From January 2016 to January 2021, 19 non-small cell lung cancer (NSCLC) patients with brain metastases (BMs) and ALK-positive primary tumors were enrolled at Beijing Chest Hospital. CSF, plasma, and primary tumor samples from patients with BMs of NSCLC were tested using NGS with a 168-gene panel. The intracranial response and prognosis were also investigated.

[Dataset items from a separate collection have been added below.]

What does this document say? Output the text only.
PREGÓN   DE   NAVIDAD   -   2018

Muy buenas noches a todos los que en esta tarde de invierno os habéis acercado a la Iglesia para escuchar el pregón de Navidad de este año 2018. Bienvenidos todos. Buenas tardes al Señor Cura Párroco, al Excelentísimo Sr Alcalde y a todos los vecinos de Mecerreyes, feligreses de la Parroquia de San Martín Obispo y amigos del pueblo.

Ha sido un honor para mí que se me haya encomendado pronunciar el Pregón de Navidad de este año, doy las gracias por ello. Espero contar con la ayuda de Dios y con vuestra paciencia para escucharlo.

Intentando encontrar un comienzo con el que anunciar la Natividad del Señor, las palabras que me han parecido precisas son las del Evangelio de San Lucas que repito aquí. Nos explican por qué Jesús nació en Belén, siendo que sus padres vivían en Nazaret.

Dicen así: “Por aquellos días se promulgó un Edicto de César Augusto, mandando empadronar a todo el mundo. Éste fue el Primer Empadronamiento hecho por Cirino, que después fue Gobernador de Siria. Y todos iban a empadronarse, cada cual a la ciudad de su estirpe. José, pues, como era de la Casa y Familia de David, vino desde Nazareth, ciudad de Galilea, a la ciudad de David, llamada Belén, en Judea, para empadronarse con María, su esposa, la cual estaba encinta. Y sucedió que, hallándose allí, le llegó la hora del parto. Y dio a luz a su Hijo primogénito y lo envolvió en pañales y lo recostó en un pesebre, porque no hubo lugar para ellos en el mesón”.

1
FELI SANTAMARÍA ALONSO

The study included 19 patients, seven females and 12 males, aged between 29 and 68 (median age 44). CSF cytology was negative in all cases. NGS results showed ALK fusion genes detected in 26.3% (5/19) of CSF cfDNA samples, 78.9% (15/19) of plasma samples, and 89.5% (17/19) of tumor samples from ALK-positive patients. ALK-positive CSF samples had significantly higher allele fractions in CSF cfDNA compared with the other two sample types. In five patients with ALK-positive in CSF, after receiving ALK inhibitors ± local treatment, one case achieved an intracranial complete response, and two had an intracranial partial response. In CSF samples, the intracranial median progression-free survival was 8.0 and 18.0 months for ALK-positive (n = 5) and ALK-negative (n = 14), respectively (p = 0.077).
CSF may serve as a liquid biopsy for ALK-positive lung cancer with BMs by detecting cfDNA within CSF to characterize driver and resistant genes.
本研究采用下一代测序(NGS)技术检测脑脊液(CSF)、血浆和肿瘤组织中的遗传谱,探索检测间变性淋巴瘤激酶(ALK)重排状态的替代方法和 ALK 抑制剂潜在耐药机制。
2016 年 1 月至 2021 年 1 月,北京胸科医院共纳入 19 例有脑转移(BM)和 ALK 阳性原发性肿瘤的非小细胞肺癌(NSCLC)患者。采用包含 168 个基因的 19 例 NSCLC 伴脑转移患者的 CSF、血浆和原发肿瘤样本进行 NGS 检测。同时还对颅内反应和预后进行了研究。
本研究共纳入 19 例患者,7 例女性,12 例男性,年龄 29 至 68 岁(中位年龄 44 岁)。所有病例的 CSF 细胞学均为阴性。NGS 结果显示,26.3%(5/19)的 CSF cfDNA 样本、78.9%(15/19)的血浆样本和 89.5%(17/19)的 ALK 阳性患者肿瘤样本中检测到 ALK 融合基因。ALK 阳性 CSF 样本的 CSF cfDNA 中 ALK 等位基因分数明显高于其他两种样本类型。在 5 例 CSF 中 ALK 阳性的患者中,在接受 ALK 抑制剂±局部治疗后,1 例患者颅内完全缓解,2 例患者颅内部分缓解。ALK 阳性(n=5)和 ALK 阴性(n=14)患者 CSF 样本的颅内中位无进展生存期分别为 8.0 和 18.0 个月(p=0.077)。
CSF 中的 cfDNA 可作为检测驱动基因和耐药基因的液体活检,用于检测 ALK 阳性伴脑转移的 NSCLC。